Sementara, Medical Director PT Global Assistance & Healthcare dr. Rieny Stefanny Halim memastikan bahwa semua dokter yang berpraktik di platform ini telah melalui proses seleksi dan telah memiliki Surat Izin Praktik (SIP).

“Nasabah yang menggunakan layanan ini juga dapat meng-upload hasil cek lab, rontgen, dan lainnya yang dapat mendukung proses konsultasi. Dokter juga dapat meresepkan obat dan memprosesnya ke mitra apotek melalui online,” tambahnya.

Tren telekonsultasi saat pandemi

Pandemi Covid-19 telah mengubah sejumlah aspek kehidupan selama setahun terakhir.

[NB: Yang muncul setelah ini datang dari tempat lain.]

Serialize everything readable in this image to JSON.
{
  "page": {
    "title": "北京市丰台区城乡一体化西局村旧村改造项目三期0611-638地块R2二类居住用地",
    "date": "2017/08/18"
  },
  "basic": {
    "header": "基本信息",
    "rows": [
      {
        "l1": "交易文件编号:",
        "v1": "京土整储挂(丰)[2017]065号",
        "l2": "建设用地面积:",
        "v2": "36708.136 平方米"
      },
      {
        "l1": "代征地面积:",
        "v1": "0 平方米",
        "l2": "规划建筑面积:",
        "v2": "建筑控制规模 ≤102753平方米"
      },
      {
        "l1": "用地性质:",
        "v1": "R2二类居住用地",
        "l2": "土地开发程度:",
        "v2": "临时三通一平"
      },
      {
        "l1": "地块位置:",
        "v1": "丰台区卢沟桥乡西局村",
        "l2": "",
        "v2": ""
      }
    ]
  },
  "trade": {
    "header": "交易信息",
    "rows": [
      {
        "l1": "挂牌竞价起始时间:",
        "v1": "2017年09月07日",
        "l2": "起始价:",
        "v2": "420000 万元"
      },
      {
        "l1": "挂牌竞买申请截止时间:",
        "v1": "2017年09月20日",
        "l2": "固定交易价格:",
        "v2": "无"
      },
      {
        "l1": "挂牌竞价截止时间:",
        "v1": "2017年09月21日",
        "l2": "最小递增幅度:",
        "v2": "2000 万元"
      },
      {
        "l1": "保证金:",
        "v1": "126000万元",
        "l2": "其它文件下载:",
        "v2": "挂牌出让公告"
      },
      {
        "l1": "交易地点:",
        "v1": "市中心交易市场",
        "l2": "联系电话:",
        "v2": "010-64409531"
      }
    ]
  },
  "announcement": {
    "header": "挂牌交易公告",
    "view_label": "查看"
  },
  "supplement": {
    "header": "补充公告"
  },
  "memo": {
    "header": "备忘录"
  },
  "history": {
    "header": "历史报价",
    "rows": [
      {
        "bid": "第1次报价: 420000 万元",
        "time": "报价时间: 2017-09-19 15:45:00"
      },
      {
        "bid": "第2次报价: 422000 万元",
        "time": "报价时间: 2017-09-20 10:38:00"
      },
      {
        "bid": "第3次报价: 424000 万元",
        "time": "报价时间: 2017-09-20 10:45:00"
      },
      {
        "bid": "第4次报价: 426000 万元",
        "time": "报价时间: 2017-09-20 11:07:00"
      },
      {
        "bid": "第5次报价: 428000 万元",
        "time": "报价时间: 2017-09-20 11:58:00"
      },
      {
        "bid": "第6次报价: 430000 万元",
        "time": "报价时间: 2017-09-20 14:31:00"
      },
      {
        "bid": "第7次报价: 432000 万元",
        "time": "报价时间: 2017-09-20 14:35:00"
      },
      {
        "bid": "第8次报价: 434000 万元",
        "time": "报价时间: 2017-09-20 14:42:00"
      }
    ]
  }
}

Tak cuma soal peralihan dari belanja offline ke online, Covid-19 juga mengubah cara orang mengakses layanan kesehatan, mulai dari telekonsultasi hingga membeli produk kesehatan (obat, suplemen, vitamin).

Mengutip riset Katadata di 2020, Menkominfo Johnny G. Plate mencatat terdapat lonjakan kunjungan telemedicine atau layanan kesehatan jarak jauh melalui aplikasi hingga 600% selama masa pandemi.

Menurutnya, para pemangku kepentingan tengah berupaya mengembangkan inovasi untuk meningkatkan kualitas dan kecepatan layanan telemedicine. Pengembangan ini turut melibatkan teknologi canggih seperti kecerdasan buatan (AI), IoT, hingga big data analytic untuk mendukung pengecekan hingga pendeteksian lebih dari 600 jenis penyakit secara digital.

Di Indonesia, tak cuma pelaku startup di bidang kesehatan, seperti Halodoc dan Alodokter saja, korporasi juga mengembangkan telemedicine sebagai salah satu upaya mitigasi di masa pandemi ini. 

Salah satunya, PT Asuransi Jiwa Generali Indonesia yang menghadirkan layanan telekonsultasi Dokter Leo pada tahun lalu. Fasilitas ini juga dapat diakses secara gratis oleh para nasabah. Dalam menghadirkan Dokter Leo, perusahaan bermitra dengan startup telekonsultasi berbasis AI Prixa.